On the other hand, and changing the path, to be a long-term investor, a fundamental quality is necessary, and that is to have a decisive realistic optimism. In our view, there are risks in the Western economy, but as always, we have confidence in the world economy as a whole and that in a few years’ time we will all be relatively better off and will see these uncertain times as a past opportunity.
Regarding our portfolio companies, throughout the quarter and in the last few weeks we have had relevant news. In order of succession of events, at the beginning of January we received an IPO for Gaslog, one of our liquefied natural gas maritime transport companies, which we do not intend to take part in, expecting to receive a more attractive price, as we understand that it is still far from our target value. Continuing with more IPOs, which as we know is something that can take place when we buy at 4-6x earnings, on April 18 the majority shareholders of EXMAR communicated their offer to acquire the entire company at a premium of 32% over the average share price of the last few weeks. The price here is appropriate for us and we will sell our shares soon. These two cases exemplify our view that the market is not reflecting the true intrinsic value of our companies and make us very optimistic about the future performance of our funds.
At the aggregate level, the other companies in the portfolio continue to have a reasonable development of their business plans in line with our estimates, which will allow us to continue generating value by rebalancing the portfolios, selling those companies with better performance and reinvesting in those in which the value has not yet emerged.

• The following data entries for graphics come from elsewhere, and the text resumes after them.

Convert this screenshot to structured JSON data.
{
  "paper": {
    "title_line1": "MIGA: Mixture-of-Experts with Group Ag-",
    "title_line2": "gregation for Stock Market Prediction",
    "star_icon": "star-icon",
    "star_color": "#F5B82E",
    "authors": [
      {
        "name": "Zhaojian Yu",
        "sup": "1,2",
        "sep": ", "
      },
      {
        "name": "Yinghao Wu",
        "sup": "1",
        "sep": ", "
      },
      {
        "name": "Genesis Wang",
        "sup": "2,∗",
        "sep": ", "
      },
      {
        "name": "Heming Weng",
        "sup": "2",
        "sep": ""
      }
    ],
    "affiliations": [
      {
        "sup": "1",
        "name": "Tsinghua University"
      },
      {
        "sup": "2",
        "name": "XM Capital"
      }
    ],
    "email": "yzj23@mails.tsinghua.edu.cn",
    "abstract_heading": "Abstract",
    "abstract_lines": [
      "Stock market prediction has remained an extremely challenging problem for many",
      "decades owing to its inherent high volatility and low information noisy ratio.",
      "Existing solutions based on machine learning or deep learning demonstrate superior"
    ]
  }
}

On the other hand, we did not want to leave without mentioning the capital increase of Técnicas Reunidas. A business that we have known for a long time and, therefore, in depth. The company has been suffering the effects of the pandemic for some years, which has caused its business and its share price to suffer. This is now returning to normal and following the invasion of Ukraine there has been a general change in the perspectives of the oil and gas industry. Companies, governments, and institutions are seeing the need to invest in this industry to achieve energy security. This puts Técnicas Reunidas in a privileged position to win contracts of significant size and value. In this context and being a contractor, the strength of the balance sheet is a very important point that is analyzed by clients and banks that must provide guarantees for projects. For this reason, and to take advantage of the sector cycle, Técnicas Reunidas has decided to increase its capital by €150M. This amount will be subscribed by the Lladó family with our support, as the company has publicly announced. This decision is based on our confidence in the family that is managing the company and the prospects behind its business model, which makes us very optimistic about the situation. We are confident that it will generate good returns in the long term.
Finally, I would like to confirm that we will be announcing the date of our regular annual investor conference in the coming days. As always, we will go into more detail on all matters concerning our portfolio and view on the market and the economy in general. We will also make out best efforts to resolve any questions you may have as a participant in the fund.